News Release

Humans, livestock in Kenya linked in sickness and in health

Study offers unique view of human health through the lens of animal health

Peer-Reviewed Publication

Washington State University

Kenyan Farmer with Livestock

image: This is a farmer enrolled in the study walks his cattle in western Kenya. view more 

Credit: Courtesy, T. Mwangi

If a farmer's goats, cattle or sheep are sick in Kenya, how's the health of the farmer? Though researchers have long suspected a link between the health of farmers and their families in sub-Saharan Africa and the health of their livestock, a team of veterinary and economic scientists has quantified the relationship for the first time in a study.

Writing in the journal Plos One, authors say the study offers a unique view of human health through the lens of animal health.

After tracking 1,500 households and their livestock in 10 western Kenyan villages for one year, researchers found a strong relationship between the number of illnesses among family members and the number of livestock sicknesses and deaths in the same household.

Using hut-to-hut visits and free hotline numbers for farmers to call on mobile phones, researchers obtained data on 6,400 adults and children, along with more than 8,000 cattle, 2,400 goats, 1,300 sheep and 18,000 chickens.

Analysis of that data revealed this: For every 10 cases of animal illness or death that occurred, the probability of human sickness in the same household shot up by 31 percent.

"Our findings help to understand, in quantitative terms, the complex pathways that link livestock health to the health and welfare of the humans who own them," said Kenya-based lead author Thumbi Mwangi, an infectious disease epidemiologist at Washington State University's Paul G. Allen School for Global Animal Health. "It's important because an estimated 300 million people living in sub-Saharan Africa depend on their livestock as a main source of livelihood and nutrition," he said.

Human health and animal health are connected by three pathways, Mwangi and his co-authors state:

  • socio-economic, where healthy and productive livestock result in higher household incomes and increased access to education and health care;

  • nutritional, where healthy livestock increase access to animal source foods, which, in turn, lowers malnutrition and disease;

  • zoonotic, where healthy livestock are less likely to transmit zoonotic diseases--those that spill over from animals to humans, including food-borne infections.

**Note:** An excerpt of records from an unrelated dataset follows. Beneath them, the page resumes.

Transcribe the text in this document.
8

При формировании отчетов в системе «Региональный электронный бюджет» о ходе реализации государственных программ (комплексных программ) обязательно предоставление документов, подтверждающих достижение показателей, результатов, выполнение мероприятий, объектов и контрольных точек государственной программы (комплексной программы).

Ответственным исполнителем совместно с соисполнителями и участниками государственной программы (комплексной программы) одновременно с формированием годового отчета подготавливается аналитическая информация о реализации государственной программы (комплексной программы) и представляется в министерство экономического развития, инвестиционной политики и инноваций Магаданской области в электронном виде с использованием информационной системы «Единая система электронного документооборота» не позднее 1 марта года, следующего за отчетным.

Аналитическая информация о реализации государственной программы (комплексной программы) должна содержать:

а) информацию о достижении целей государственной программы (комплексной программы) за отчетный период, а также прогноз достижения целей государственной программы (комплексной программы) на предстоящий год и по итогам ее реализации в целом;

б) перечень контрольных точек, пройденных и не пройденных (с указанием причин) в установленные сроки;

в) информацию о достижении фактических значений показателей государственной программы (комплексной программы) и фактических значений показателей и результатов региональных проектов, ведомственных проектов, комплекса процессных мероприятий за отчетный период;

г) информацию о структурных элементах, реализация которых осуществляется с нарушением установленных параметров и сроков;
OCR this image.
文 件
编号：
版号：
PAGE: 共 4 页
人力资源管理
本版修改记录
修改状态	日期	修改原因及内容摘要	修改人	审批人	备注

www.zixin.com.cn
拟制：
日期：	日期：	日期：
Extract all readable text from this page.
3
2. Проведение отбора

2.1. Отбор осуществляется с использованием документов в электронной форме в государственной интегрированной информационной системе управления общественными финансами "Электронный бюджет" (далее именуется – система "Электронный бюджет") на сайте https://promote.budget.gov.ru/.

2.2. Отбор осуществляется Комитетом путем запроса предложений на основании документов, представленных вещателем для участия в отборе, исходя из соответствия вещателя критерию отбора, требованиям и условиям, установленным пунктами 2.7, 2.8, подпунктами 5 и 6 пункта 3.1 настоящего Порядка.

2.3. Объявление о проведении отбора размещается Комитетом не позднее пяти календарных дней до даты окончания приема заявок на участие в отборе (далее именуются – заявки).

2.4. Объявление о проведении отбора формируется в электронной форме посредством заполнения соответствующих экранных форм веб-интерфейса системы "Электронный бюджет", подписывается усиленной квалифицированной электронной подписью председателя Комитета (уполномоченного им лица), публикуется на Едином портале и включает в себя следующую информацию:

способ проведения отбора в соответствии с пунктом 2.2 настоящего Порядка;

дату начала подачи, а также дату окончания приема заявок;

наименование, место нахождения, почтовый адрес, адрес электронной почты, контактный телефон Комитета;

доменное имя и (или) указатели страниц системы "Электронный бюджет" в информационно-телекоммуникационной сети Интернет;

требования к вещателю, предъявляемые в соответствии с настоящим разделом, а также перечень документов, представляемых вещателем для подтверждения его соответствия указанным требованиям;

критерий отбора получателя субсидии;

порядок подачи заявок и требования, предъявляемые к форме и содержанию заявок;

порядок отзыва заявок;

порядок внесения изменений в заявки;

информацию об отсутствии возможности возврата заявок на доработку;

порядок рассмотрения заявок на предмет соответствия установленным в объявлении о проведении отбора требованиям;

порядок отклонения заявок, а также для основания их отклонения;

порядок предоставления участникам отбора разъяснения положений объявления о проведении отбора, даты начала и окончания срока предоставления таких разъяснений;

Livestock benefit families in multiple ways but the negative side of disease must also be considered, the authors argue.

They studied 1,500 households spanning a rural region stricken by poverty and infectious diseases. Using bi-weekly home survey visits by veterinary teams and toll-free calls from farmers, the researchers found that households with livestock experiencing high numbers gastrointestinal and respiratory syndromes "have high numbers of the similar syndromes in humans."

What's not known is whether animals suffering from those ailments are passing the pathogens directly to the people who own them. It's also possible that the environment where they live fosters propagation of those pathogens, the scientists write. In their next phase of study, they will try to pinpoint the underlying causes.